A recent decision from the Pennsylvania Prevailing Wage Appeals Board (the “Board”), if affirmed, would have dramatic consequences for private, nonprofit colleges and universities that rely on bonds issued by public entities to finance their construction projects. The decision, In Re: Grievance filed by International Brotherhood of Electrical Workers, Local No. 98, Docket No. PWAB-1G-2018, was recently appealed to the Pennsylvania Commonwealth Court.
In the case, the Board determined that the Pennsylvania Prevailing Wage Act (the “Prevailing Wage Act”), applies to construction projects at Ursinus College (the “College”), a private, nonprofit college, because the projects were financed by bonds issued by the Montgomery County Higher Education and Health Authority (the “Authority”), a municipal authority and public instrumentality of the County of Montgomery organized under the Pennsylvania Municipality Authorities Act (the “Authorities Act”).

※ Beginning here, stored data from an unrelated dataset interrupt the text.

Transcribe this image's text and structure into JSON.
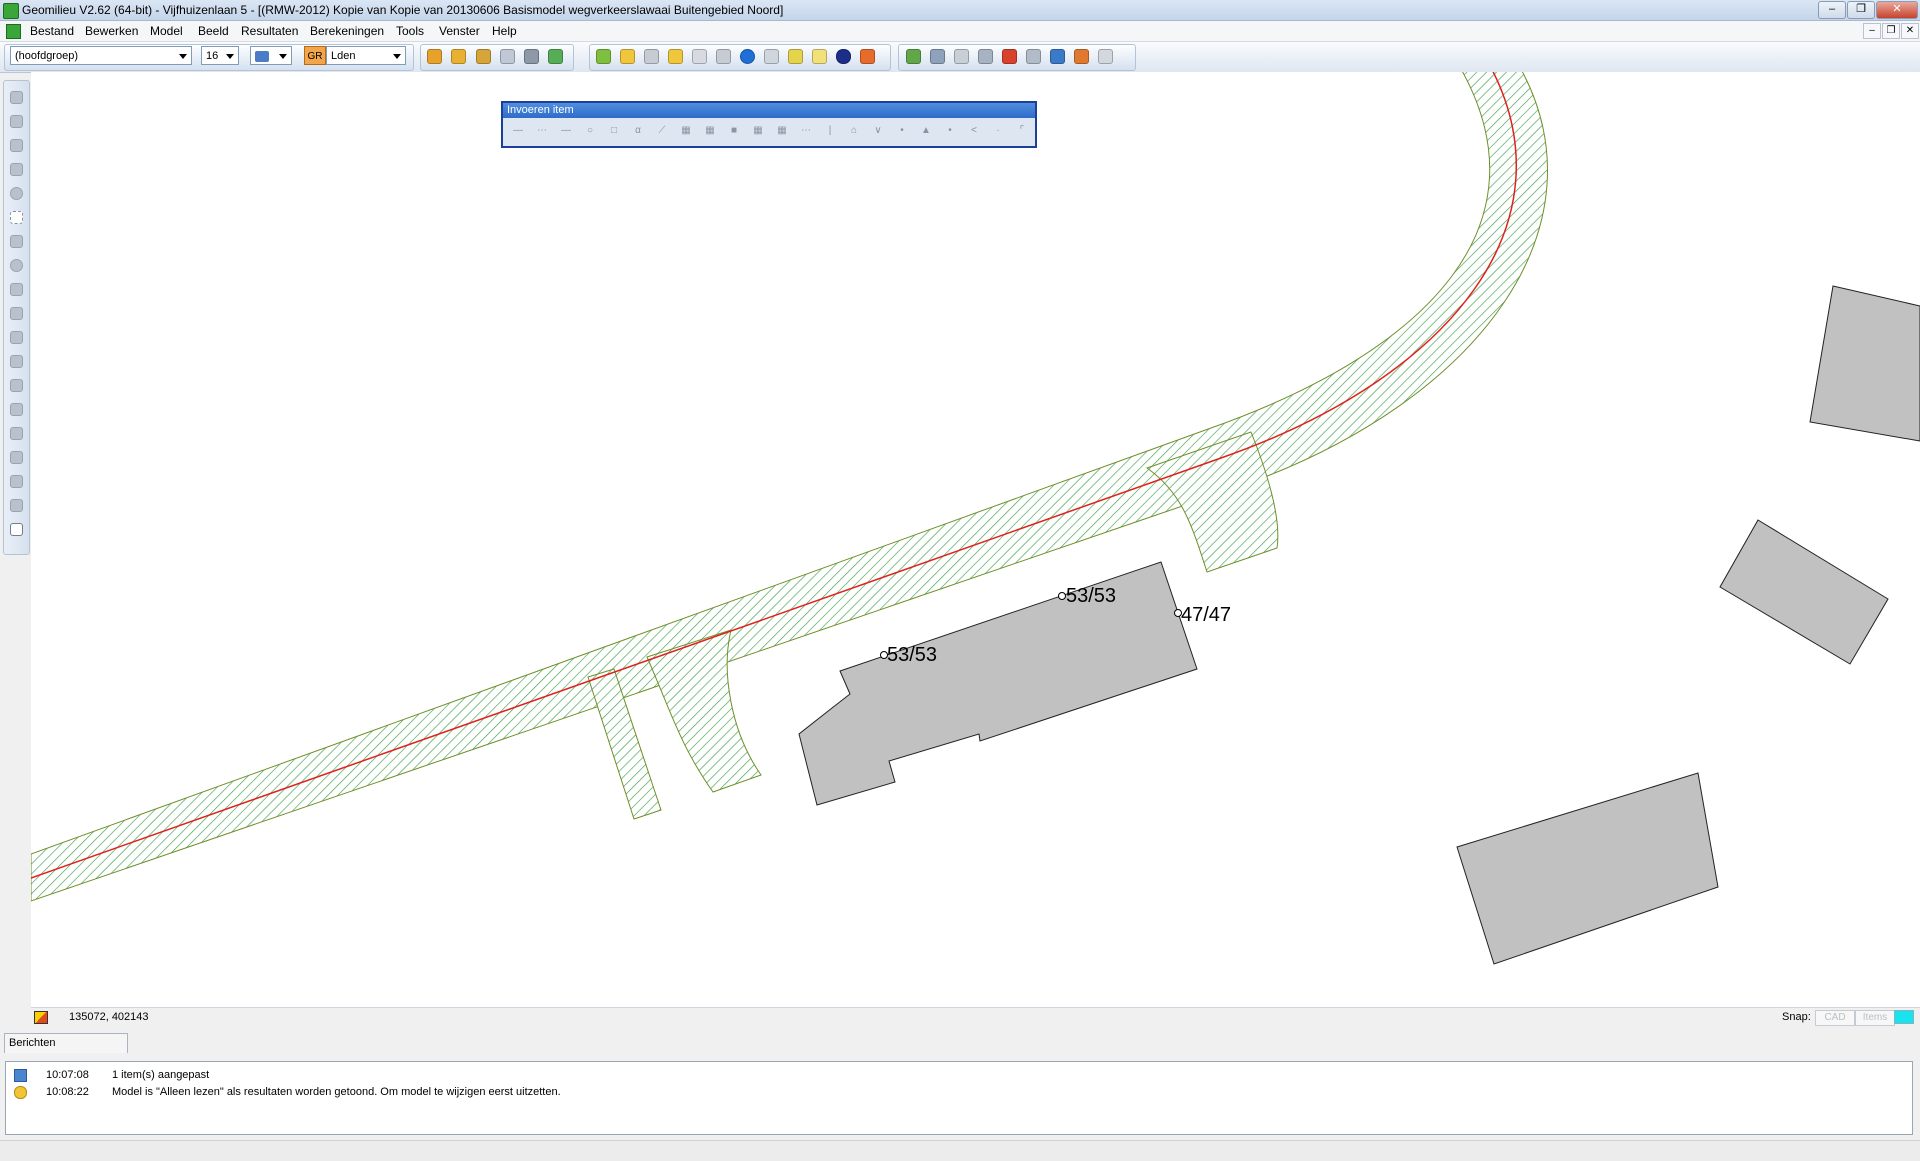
{
  "window": {
    "title": "Geomilieu V2.62 (64-bit) - Vijfhuizenlaan 5 - [(RMW-2012) Kopie van Kopie van 20130606 Basismodel wegverkeerslawaai Buitengebied Noord]"
  },
  "menu": [
    "Bestand",
    "Bewerken",
    "Model",
    "Beeld",
    "Resultaten",
    "Berekeningen",
    "Tools",
    "Venster",
    "Help"
  ],
  "toolbar": {
    "group_value": "(hoofdgroep)",
    "size_value": "16",
    "gr_badge": "GR",
    "period_value": "Lden"
  },
  "float_panel": {
    "title": "Invoeren item"
  },
  "map": {
    "labels": [
      {
        "id": "label-1",
        "text": "53/53"
      },
      {
        "id": "label-2",
        "text": "53/53"
      },
      {
        "id": "label-3",
        "text": "47/47"
      }
    ],
    "colors": {
      "road_hatch": "#3fa14a",
      "road_axis": "#e0201c",
      "building_fill": "#c1c1c1"
    }
  },
  "coordbar": {
    "coords": "135072, 402143",
    "snap_label": "Snap:",
    "snap_cad": "CAD",
    "snap_items": "Items",
    "snap_color": "#19e3ee"
  },
  "messages": {
    "tab_label": "Berichten",
    "rows": [
      {
        "time": "10:07:08",
        "text": "1 item(s) aangepast",
        "icon": "edit-icon"
      },
      {
        "time": "10:08:22",
        "text": "Model is \"Alleen lezen\" als resultaten worden getoond. Om model te wijzigen eerst uitzetten.",
        "icon": "lightbulb-icon"
      }
    ]
  }
}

Because the Prevailing Wage Act was determined to apply, the College is required to pay workers at its construction sites at least the prevailing minimum wages in the region. Generally speaking, this means that the College’s construction costs for the projects will be much higher than it originally estimated.

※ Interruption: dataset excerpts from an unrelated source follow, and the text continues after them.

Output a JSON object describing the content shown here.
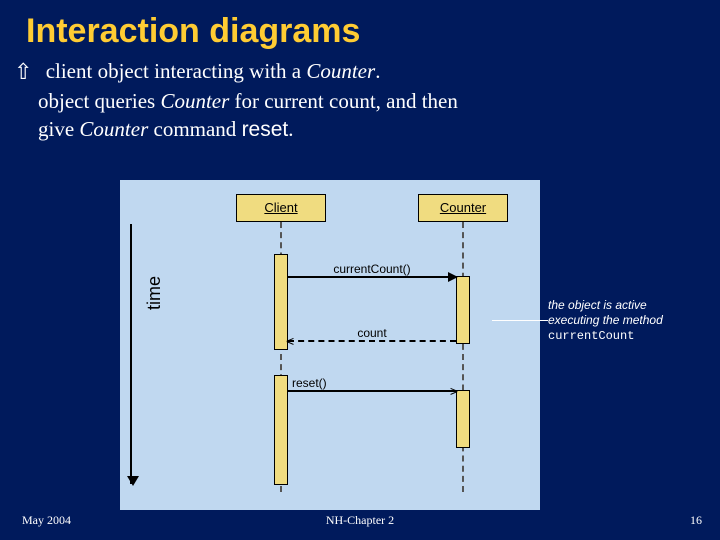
{
  "title": "Interaction diagrams",
  "bullet": {
    "line1_pre": "client object interacting with a ",
    "counter1": "Counter",
    "line1_post": ".",
    "line2_pre": "object queries ",
    "counter2": "Counter",
    "line2_mid": " for current count, and then",
    "line3_pre": "give ",
    "counter3": "Counter",
    "line3_mid": " command ",
    "reset": "reset",
    "line3_post": "."
  },
  "diagram": {
    "client_box": "Client",
    "counter_box": "Counter",
    "msg_currentCount": "currentCount()",
    "msg_return": "count",
    "msg_reset": "reset()",
    "time_label": "time"
  },
  "annotation": {
    "l1": "the object is active",
    "l2": "executing the method",
    "l3": "currentCount"
  },
  "footer": {
    "left": "May 2004",
    "center": "NH-Chapter 2",
    "right": "16"
  }
}
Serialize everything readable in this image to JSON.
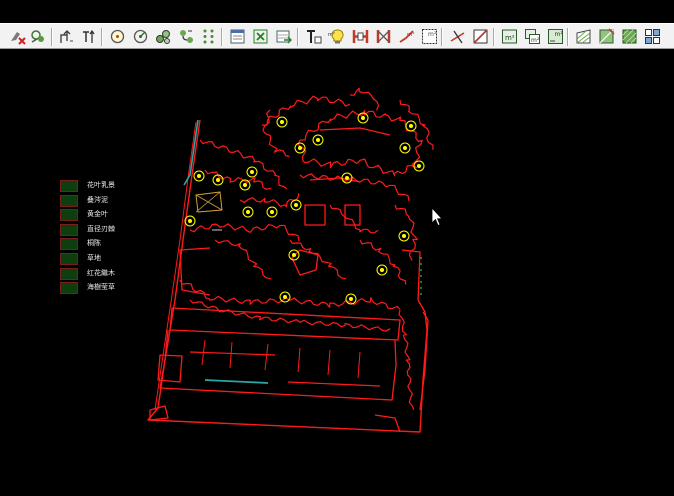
{
  "toolbar": {
    "buttons": [
      {
        "name": "erase-pipe-icon"
      },
      {
        "name": "erase-group-icon"
      },
      {
        "name": "pipe-up-icon"
      },
      {
        "name": "pipe-text-icon"
      },
      {
        "name": "sprinkler-circle-icon"
      },
      {
        "name": "sprinkler-rotate-icon"
      },
      {
        "name": "multi-sprinkler-icon"
      },
      {
        "name": "sprinkler-connect-icon"
      },
      {
        "name": "dot-grid-icon"
      },
      {
        "name": "window-table-icon"
      },
      {
        "name": "excel-export-icon"
      },
      {
        "name": "table-arrow-icon"
      },
      {
        "name": "text-style-icon"
      },
      {
        "name": "lightbulb-icon"
      },
      {
        "name": "valve-h-icon"
      },
      {
        "name": "valve-alt-icon"
      },
      {
        "name": "pipe-area-icon"
      },
      {
        "name": "area-m2-icon"
      },
      {
        "name": "trim-line-icon"
      },
      {
        "name": "cut-line-icon"
      },
      {
        "name": "area-m2-icon-b"
      },
      {
        "name": "area-m2-stack-icon"
      },
      {
        "name": "area-m2-calc-icon"
      },
      {
        "name": "hatch-edit-icon"
      },
      {
        "name": "hatch-fill-icon"
      },
      {
        "name": "hatch-pattern-icon"
      },
      {
        "name": "block-grid-icon"
      }
    ],
    "m2_label": "m²",
    "text_label": "T"
  },
  "legend": {
    "items": [
      {
        "label": "花叶乳景"
      },
      {
        "label": "叠涔泥"
      },
      {
        "label": "黄金叶"
      },
      {
        "label": "直径刃棘"
      },
      {
        "label": "桐陈"
      },
      {
        "label": "草地"
      },
      {
        "label": "红花繼木"
      },
      {
        "label": "海樹莹草"
      }
    ],
    "swatch_color": "#0e3d0e"
  },
  "drawing": {
    "background": "#000000",
    "line_color": "#ff1a1a",
    "sprinkler_color": "#ffff00",
    "pipe_color": "#2fa4a4"
  }
}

The Board in announcing its decision took the position that the construction projects at the College were “public work” under the Prevailing Wage Act because of the Authority’s involvement in the transaction. This despite the fact that no public dollars will be spent on the projects, and the sole source of repayment for the bonds issued by the Authority will be the loan payments made by the College. Essentially, the Board’s decision turned on the fact that the issuer of the bonds was a public entity, and therefore the funds, for a brief moment, were funds of the public entity before being assigned to the College.

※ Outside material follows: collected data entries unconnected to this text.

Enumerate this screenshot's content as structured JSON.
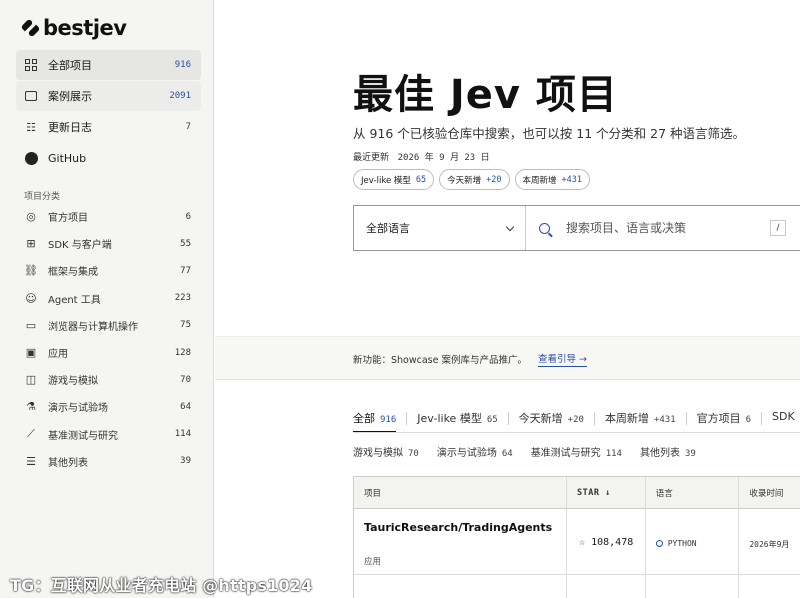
{
  "brand": {
    "name": "bestjev"
  },
  "nav_main": [
    {
      "label": "全部项目",
      "count": "916",
      "icon": "grid-icon"
    },
    {
      "label": "案例展示",
      "count": "2091",
      "icon": "showcase-icon"
    },
    {
      "label": "更新日志",
      "count": "7",
      "icon": "changelog-icon"
    },
    {
      "label": "GitHub",
      "count": "",
      "icon": "github-icon"
    }
  ],
  "categories_title": "项目分类",
  "categories": [
    {
      "label": "官方项目",
      "count": "6",
      "icon": "official-icon",
      "glyph": "◎"
    },
    {
      "label": "SDK 与客户端",
      "count": "55",
      "icon": "sdk-icon",
      "glyph": "⊞"
    },
    {
      "label": "框架与集成",
      "count": "77",
      "icon": "framework-icon",
      "glyph": "⛓"
    },
    {
      "label": "Agent 工具",
      "count": "223",
      "icon": "robot-icon",
      "glyph": "☺"
    },
    {
      "label": "浏览器与计算机操作",
      "count": "75",
      "icon": "browser-icon",
      "glyph": "▭"
    },
    {
      "label": "应用",
      "count": "128",
      "icon": "app-icon",
      "glyph": "▣"
    },
    {
      "label": "游戏与模拟",
      "count": "70",
      "icon": "gamepad-icon",
      "glyph": "◫"
    },
    {
      "label": "演示与试验场",
      "count": "64",
      "icon": "flask-icon",
      "glyph": "⚗"
    },
    {
      "label": "基准测试与研究",
      "count": "114",
      "icon": "chart-icon",
      "glyph": "⟋"
    },
    {
      "label": "其他列表",
      "count": "39",
      "icon": "list-icon",
      "glyph": "☰"
    }
  ],
  "hero": {
    "title": "最佳 Jev 项目",
    "subtitle": "从 916 个已核验仓库中搜索，也可以按 11 个分类和 27 种语言筛选。",
    "updated_label": "最近更新",
    "updated_date": "2026 年 9 月 23 日"
  },
  "chips": [
    {
      "label": "Jev-like 模型",
      "count": "65"
    },
    {
      "label": "今天新增",
      "count": "+20"
    },
    {
      "label": "本周新增",
      "count": "+431"
    }
  ],
  "search": {
    "language_select": "全部语言",
    "placeholder": "搜索项目、语言或决策",
    "shortcut": "/"
  },
  "banner": {
    "text": "新功能：Showcase 案例库与产品推广。",
    "link": "查看引导 →"
  },
  "tabs": [
    {
      "label": "全部",
      "count": "916",
      "active": true
    },
    {
      "label": "Jev-like 模型",
      "count": "65"
    },
    {
      "label": "今天新增",
      "count": "+20"
    },
    {
      "label": "本周新增",
      "count": "+431"
    },
    {
      "label": "官方项目",
      "count": "6"
    },
    {
      "label": "SDK",
      "count": ""
    }
  ],
  "tabs_row2": [
    {
      "label": "游戏与模拟",
      "count": "70"
    },
    {
      "label": "演示与试验场",
      "count": "64"
    },
    {
      "label": "基准测试与研究",
      "count": "114"
    },
    {
      "label": "其他列表",
      "count": "39"
    }
  ],
  "table": {
    "headers": {
      "project": "项目",
      "stars": "STAR ↓",
      "language": "语言",
      "added": "收录时间"
    },
    "rows": [
      {
        "name": "TauricResearch/TradingAgents",
        "category": "应用",
        "stars": "☆ 108,478",
        "language": "PYTHON",
        "added": "2026年9月"
      }
    ]
  },
  "watermark": "TG：互联网从业者充电站 @https1024"
}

While the Board’s decision is technically limited by its facts to bonds issued by a municipal authority to finance projects of a private, nonprofit college, its reasoning is so broad that it could potentially be applied to any bond issued in Pennsylvania by any public entity, such as a housing authority, redevelopment authority, or economic development authority, to name a few. And, the decision might be extended to bonds issued for other types of private projects, not just projects involving a college or university.
For any business or nonprofit organization that has relied on bonds to finance their construction projects, the decision is troubling, as it would mean substantially higher construction costs if the Prevailing Wage Act applied. In certain situations, the markup could be as high as 30%.